Он стал играть своим блокнотом. И что-то мне подсказало, что лучше мне прикусить язык, что Сонни и так говорить трудно и лучше мне послушать, что он скажет.

— Ты знаешь только тех, кто рассыпался, — и это понятно. Но некоторые не рассыпаются или, во всяком случае, еще не рассыпались — вот что любой из нас может сказать на это. — Он помолчал. — А потом есть такие, которые живут в аду, в самом настоящем, и они это понимают, и понимают, на что идут, и идут до конца… Так что… не знаю. — Он вздохнул, бросил блокнот и сложил руки на груди. — Есть ребята, ты по их игре видишь — всегда они под героином или еще под чем-нибудь. И никуда не денешься — что-то это им дает. Ну и, конечно, — он взял с пола пиво, сделал несколько глотков и поставил банку на прежнее место, — их еще и тянет к этому. Даже кое-кого из тех, кто говорит, что его не тянет, — кое-кого, не всех.

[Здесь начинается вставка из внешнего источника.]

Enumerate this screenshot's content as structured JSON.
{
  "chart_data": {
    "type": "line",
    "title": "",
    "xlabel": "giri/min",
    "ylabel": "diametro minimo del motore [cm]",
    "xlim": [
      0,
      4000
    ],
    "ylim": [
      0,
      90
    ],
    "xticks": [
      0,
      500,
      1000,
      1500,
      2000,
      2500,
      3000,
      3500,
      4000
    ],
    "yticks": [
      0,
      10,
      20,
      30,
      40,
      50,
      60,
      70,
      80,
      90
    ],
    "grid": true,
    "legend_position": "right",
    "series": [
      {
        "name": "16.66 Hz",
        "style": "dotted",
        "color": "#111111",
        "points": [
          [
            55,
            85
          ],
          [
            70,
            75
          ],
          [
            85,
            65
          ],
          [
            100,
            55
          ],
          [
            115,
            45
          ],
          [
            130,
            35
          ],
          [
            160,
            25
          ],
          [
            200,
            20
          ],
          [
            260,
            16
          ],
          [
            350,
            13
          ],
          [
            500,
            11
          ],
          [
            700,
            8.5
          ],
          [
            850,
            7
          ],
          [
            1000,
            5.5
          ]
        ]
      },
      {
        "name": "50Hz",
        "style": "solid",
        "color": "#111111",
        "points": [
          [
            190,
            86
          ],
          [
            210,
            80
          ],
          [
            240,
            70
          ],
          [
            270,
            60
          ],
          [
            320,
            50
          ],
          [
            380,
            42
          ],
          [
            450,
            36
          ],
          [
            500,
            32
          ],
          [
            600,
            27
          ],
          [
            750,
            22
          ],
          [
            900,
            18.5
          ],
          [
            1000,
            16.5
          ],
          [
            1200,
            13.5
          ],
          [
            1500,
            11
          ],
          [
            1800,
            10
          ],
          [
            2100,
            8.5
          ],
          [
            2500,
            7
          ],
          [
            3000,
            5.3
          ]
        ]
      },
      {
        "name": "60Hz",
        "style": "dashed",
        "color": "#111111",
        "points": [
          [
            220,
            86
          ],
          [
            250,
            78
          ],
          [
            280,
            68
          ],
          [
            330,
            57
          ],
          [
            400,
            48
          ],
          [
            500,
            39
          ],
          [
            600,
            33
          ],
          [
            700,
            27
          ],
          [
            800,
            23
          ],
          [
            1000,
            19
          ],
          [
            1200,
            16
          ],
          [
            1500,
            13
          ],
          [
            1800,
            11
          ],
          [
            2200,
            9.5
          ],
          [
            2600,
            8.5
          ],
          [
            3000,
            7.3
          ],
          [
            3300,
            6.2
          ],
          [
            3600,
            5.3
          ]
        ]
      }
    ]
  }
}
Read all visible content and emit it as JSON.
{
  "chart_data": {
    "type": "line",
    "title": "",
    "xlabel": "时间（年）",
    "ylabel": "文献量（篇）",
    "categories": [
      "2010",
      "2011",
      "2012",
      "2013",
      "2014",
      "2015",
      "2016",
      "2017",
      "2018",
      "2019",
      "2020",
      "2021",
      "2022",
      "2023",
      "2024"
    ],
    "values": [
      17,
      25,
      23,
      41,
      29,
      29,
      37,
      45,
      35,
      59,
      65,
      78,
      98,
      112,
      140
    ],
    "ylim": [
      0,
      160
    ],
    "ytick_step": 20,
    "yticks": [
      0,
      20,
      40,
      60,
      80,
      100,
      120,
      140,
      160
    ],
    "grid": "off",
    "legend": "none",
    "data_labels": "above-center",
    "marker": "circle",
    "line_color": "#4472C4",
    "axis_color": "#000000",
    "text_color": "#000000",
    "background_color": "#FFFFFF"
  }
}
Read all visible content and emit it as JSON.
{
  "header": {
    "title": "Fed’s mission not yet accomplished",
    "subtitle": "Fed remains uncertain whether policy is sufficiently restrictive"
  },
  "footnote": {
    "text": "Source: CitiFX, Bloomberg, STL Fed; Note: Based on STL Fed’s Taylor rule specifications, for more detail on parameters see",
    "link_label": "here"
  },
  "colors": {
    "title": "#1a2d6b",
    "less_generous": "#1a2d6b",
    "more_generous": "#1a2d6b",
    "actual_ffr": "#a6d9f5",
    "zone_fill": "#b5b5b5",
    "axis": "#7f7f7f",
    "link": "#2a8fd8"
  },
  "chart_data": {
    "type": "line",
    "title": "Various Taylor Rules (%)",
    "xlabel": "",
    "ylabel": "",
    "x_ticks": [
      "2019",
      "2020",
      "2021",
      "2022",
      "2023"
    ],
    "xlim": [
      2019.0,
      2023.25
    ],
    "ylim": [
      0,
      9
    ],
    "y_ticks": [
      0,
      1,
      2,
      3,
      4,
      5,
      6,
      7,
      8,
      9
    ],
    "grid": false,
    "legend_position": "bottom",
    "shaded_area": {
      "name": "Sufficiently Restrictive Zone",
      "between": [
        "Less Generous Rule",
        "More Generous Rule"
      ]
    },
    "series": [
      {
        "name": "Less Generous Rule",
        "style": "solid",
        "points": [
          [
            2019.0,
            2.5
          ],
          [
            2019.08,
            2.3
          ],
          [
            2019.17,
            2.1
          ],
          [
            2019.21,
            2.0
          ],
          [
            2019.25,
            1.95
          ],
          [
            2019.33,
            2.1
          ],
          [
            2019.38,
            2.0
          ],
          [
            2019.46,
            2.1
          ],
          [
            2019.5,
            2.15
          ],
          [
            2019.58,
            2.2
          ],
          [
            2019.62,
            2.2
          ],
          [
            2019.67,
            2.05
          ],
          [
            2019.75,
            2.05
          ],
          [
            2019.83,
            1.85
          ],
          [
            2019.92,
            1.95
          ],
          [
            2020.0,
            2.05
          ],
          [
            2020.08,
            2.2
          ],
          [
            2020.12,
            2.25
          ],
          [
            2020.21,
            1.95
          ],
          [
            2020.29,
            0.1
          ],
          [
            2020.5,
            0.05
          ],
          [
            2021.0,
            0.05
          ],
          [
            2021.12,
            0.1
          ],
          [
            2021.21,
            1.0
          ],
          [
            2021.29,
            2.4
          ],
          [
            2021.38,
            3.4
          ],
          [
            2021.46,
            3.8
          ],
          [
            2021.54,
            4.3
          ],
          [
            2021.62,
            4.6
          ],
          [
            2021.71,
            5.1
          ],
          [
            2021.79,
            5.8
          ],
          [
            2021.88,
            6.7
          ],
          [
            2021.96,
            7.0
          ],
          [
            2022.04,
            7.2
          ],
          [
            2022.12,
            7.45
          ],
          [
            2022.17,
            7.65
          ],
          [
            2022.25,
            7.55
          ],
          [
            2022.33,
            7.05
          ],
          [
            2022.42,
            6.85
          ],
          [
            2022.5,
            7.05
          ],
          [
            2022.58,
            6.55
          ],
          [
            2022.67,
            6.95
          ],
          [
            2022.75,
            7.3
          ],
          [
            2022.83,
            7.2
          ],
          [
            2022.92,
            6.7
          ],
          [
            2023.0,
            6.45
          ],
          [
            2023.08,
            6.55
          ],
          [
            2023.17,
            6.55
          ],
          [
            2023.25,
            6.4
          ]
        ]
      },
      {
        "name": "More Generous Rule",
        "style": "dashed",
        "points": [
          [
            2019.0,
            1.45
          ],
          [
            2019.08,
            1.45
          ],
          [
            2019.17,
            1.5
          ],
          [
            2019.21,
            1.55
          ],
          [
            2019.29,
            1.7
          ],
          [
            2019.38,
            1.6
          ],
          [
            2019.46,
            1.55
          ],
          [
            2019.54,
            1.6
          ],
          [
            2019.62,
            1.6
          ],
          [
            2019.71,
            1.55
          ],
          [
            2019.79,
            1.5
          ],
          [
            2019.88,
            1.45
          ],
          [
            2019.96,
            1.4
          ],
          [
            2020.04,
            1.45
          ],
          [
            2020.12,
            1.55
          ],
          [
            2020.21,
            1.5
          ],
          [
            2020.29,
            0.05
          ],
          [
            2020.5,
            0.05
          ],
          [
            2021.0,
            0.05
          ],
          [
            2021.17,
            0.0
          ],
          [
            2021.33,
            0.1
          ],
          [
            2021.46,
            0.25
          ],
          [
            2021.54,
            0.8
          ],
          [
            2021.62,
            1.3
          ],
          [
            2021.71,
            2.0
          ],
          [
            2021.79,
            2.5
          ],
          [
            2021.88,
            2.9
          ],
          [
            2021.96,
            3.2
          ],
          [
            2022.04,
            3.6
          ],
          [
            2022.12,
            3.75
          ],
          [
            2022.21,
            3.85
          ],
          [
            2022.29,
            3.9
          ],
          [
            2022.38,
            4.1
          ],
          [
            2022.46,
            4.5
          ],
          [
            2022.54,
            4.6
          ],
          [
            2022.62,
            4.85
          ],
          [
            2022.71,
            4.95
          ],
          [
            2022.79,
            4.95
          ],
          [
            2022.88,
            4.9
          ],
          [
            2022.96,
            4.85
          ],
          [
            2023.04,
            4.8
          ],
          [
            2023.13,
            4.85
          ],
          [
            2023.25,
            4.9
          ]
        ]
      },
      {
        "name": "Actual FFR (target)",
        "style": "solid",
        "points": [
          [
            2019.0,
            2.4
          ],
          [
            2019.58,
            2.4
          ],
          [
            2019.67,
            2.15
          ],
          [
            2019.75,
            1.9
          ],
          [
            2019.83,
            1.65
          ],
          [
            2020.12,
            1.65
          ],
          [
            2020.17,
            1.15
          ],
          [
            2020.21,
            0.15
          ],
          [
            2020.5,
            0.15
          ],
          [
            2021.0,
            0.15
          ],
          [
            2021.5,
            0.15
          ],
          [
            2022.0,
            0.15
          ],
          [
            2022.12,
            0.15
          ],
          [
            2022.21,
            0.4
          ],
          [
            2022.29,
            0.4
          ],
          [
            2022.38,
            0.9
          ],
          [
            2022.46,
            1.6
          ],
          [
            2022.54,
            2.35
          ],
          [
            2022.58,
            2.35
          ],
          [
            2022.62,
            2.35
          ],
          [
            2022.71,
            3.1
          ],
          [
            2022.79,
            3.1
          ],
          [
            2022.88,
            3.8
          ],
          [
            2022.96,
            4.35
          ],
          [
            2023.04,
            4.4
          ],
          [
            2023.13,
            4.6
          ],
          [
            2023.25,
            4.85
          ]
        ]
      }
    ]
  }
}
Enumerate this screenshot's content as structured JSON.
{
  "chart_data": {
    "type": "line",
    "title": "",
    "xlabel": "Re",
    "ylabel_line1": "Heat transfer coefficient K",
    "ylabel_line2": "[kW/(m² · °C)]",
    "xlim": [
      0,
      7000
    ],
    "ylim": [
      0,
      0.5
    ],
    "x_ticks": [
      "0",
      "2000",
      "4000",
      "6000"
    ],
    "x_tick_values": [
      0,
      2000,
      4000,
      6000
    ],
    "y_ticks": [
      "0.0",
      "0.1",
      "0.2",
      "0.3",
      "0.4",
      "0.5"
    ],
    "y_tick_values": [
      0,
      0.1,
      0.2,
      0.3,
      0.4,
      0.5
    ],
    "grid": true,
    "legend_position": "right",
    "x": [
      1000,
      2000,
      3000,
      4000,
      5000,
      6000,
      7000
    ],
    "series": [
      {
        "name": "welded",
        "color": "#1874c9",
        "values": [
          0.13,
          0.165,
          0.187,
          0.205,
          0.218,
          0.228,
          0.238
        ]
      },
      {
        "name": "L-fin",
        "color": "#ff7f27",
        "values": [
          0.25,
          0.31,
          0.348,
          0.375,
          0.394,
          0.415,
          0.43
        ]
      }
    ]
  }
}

— А тебя? — спросил я, не мог не спросить. — Ты-то как? Тебя… тянет?

Он встал и подошел к окну и долго-долго стоял там, не говоря ни слова. Потом вздохнул.

— Меня… — сказал он. Потом: — Когда я внизу, по дороге домой, слушал эту женщину, меня вдруг словно ударило: сколько же она должна была перестрадать, чтобы так петь. Тошно делается, как подумаешь, что люди столько страдают.

— Но ведь страданий не избежишь — разве не так, Сонни?

— Наверно, — улыбнулся он, — но это — не мешает людям пытаться их избежать. — Он посмотрел на меня. — Может, я ошибаюсь?

И, видя этот насмешливый взгляд, я понял, что между нами встал, встал навсегда тот неподвластный времени или прощению факт, что я молчал, — и так долго! — когда только человеческое слово могло помочь ему. Он снова подошел к окну.

— Да, избежать страданий нельзя. Но люди бьются, барахтаются, идут на все, чтобы не потонуть в страдании, чтобы удержаться на поверхности и делать вид… в общем, как ты. Как будто человек что-то натворил и за это страдает. Ты понимаешь?

Я молчал.

— Скажи, ты понимаешь, — его голос требовал ответа, — за что страдают люди? Может, стоит и вправду что-нибудь сделать? Хоть будешь знать тогда, что страдаешь не зря.

— Но мы ведь только что согласились, — сказал я, — что способа избежать страданий нет. Не лучше ли тогда просто… смириться?

— Но ведь никто не смиряется, — воскликнул Сонни, — вот о чем я тебе толкую! Любой и каждый старается их избежать; просто один из способов, каким это делается, тебе не по нутру, не твой это способ — и все.

Лицо мое покрылось потом, начало зудеть.

— Неправда это, — сказал я. — Мне наплевать, что там делают другие, меня даже страдания их не трогают. Меня трогают только твои страдания. — Он посмотрел на меня. — Прошу тебя, поверь мне в одном, — сказал я, — я не хочу видеть, как ты… бежишь от страданий… в могилу.